Family- and class-specific conservation in the signaling subdomain. (A) Sequence conservation in the seven major MCP classes. Two representative interdimer (N03b) and intradimer (C02d) interaction sites are indicated by arrows. (B) Visualization of selected inter- and intradimer sites in the E. coli Tsr trimer of dimers and T. maritima TM1143 hedgerow of dimers. Interdimer, N03b: Phe (Tsr), Glu (TM1143); intradimer, C02d: Val (both structures). Residue coloring: small (ASTG), green; hydrophobic (ILMV), black; aromatic (HFWY), yellow; negative (DE), red; polar (NQ), magenta; positive (KR), blue; and special (CP), cyan. MCP dimers are outlined in gray to highlight their different organization in the two structures.

Fig. 4.

Flexible bundle subdomain. (A) Representative knob (black) into hole (gray) packing in the E. coli Tsr protein. Residue numbers and heptad registers are shown. (B) Schematic representation of the arrangement of coiled-coil heptads in a four-helical bundle dimer of the MCP cytoplasmic domain, viewed axially from the top. Monomers A and B each have N-terminal (A_N, B_N) and C-terminal (A_C, B_C) helices joined by a hairpin loop at the base. Heptad registers a and d form a square-shaped knob layer at the core of the bundle. (C) A skewed knob layer of the coiled coil. Layers formed from large (black) and small (white) knobs are skewed from square- to diamond-shaped. (D) Stable and unstable knob layers. Stacks of knob layers with opposing skew are stable, whereas stacks of knob layers skewed in the same direction are unstable. (E) Lack of a classical coiled coil in the flexible bundle subdomain.

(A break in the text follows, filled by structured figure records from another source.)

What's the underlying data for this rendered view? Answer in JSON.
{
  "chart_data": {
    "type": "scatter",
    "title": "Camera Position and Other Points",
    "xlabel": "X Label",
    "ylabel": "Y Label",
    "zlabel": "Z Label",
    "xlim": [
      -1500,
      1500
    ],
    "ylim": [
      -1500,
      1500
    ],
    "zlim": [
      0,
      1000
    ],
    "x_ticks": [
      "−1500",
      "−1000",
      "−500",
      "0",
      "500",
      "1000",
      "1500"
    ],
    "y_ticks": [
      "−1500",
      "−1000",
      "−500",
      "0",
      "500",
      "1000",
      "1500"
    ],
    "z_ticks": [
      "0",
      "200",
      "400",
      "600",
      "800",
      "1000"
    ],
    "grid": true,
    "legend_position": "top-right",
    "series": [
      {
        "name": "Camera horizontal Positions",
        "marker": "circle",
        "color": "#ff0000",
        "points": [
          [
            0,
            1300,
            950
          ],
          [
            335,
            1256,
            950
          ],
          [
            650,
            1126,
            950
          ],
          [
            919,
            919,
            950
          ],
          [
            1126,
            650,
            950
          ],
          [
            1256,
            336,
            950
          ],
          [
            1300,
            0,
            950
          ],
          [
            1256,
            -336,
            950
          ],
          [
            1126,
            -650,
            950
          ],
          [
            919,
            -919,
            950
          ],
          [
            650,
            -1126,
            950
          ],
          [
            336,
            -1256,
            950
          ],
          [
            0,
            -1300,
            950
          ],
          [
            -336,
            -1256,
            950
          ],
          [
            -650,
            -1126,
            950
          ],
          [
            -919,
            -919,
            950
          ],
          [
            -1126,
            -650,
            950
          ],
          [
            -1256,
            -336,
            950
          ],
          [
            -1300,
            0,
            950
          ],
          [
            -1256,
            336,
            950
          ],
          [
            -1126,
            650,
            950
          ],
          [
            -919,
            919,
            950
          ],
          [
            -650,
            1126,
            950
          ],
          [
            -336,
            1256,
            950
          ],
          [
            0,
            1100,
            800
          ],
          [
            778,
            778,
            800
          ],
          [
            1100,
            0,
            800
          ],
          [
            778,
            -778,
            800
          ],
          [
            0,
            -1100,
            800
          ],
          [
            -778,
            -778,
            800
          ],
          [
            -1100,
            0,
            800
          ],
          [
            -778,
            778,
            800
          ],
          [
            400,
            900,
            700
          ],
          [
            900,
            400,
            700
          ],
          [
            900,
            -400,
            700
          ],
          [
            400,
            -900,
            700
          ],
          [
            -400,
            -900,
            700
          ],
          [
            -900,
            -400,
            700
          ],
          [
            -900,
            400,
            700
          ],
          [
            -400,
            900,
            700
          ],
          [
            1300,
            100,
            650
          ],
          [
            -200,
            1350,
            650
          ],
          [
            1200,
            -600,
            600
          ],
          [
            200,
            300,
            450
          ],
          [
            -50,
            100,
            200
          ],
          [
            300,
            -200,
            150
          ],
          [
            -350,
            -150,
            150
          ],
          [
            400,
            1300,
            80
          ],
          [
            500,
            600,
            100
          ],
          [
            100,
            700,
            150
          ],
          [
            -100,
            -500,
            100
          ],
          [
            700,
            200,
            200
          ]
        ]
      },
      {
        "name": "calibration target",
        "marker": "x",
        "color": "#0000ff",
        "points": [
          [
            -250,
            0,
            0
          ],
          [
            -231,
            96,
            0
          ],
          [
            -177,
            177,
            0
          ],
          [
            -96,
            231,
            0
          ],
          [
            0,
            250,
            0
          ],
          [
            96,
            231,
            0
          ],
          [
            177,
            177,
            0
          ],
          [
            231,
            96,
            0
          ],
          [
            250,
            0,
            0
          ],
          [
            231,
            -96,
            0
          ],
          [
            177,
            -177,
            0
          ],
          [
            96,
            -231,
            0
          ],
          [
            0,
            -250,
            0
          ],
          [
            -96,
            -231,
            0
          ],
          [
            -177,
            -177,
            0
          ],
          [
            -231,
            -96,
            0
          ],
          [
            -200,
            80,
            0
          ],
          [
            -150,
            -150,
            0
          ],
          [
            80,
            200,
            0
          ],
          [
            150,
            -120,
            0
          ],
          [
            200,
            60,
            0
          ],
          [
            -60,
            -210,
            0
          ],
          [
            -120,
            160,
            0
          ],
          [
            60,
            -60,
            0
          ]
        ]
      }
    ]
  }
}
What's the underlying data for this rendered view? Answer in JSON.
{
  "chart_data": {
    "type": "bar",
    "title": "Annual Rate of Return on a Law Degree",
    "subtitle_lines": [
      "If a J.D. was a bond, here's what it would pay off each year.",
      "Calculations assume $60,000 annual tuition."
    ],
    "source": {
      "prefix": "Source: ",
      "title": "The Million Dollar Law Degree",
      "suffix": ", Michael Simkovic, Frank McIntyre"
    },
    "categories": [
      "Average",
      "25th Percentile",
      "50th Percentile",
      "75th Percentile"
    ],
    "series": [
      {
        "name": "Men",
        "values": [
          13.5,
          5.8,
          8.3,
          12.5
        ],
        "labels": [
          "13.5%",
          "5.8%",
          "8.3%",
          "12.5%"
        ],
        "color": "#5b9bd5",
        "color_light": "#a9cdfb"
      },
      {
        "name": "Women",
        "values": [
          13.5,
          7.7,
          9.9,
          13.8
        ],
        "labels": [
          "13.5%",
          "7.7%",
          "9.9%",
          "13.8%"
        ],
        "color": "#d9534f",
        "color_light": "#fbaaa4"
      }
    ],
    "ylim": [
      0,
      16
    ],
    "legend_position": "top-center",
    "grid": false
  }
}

Structures of the Tsr (Left) and TM1143 (Right) cytoplasmic domain show coiled-coil regions determined by the SOCKET algorithm with a 7.8-Å cutoff. Thin ribbons indicate regions where coiled coils were not detected. The bar indicates boundaries of the flexible bundle subdomain defined from the multiple sequence alignment. (F) Potential instability of the flexible bundle subdomain indicated by temperature factor. Colors indicate average temperature factor as follows. (i) Flexible bundle subdomain: “tendon” helices, red, very high; “bone” helices, orange, high; (ii) methylation subdomain, light blue, medium; (iii) signaling subdomain, dark blue, low. Detailed information is provided in SI Table 3. The bar indicates boundaries of the flexible bundle subdomain defined from the multiple sequence alignment.

Fig. 5.

Methylation sites are conserved and located at class-specific positions. (A) Dot plot of the MCP_CD alignment showing conserved predicted methylation sites. A total of 1,656 sequences are shown. Heptads (N22–C22) are indicated by alternating gray shading. Positions of methylation sites matching the global consensus sequence are shown in black. Gaps are shown in white. Sequence logos of the methylation consensus sequence for each class are shown in color as in Fig. 3. (B) Homology models of major MCP_CD classes constructed from the T. maritima TM1143 structure (class 44H) show positions of the most common methylation sites (dark gray spheres) in each class. The signaling subdomain is shown in dark thick ribbons, the flexible bundle subdomain in light thin ribbons, and the methylation subdomain in dark thin ribbons. The glycine hinge is shown as a light gray sphere.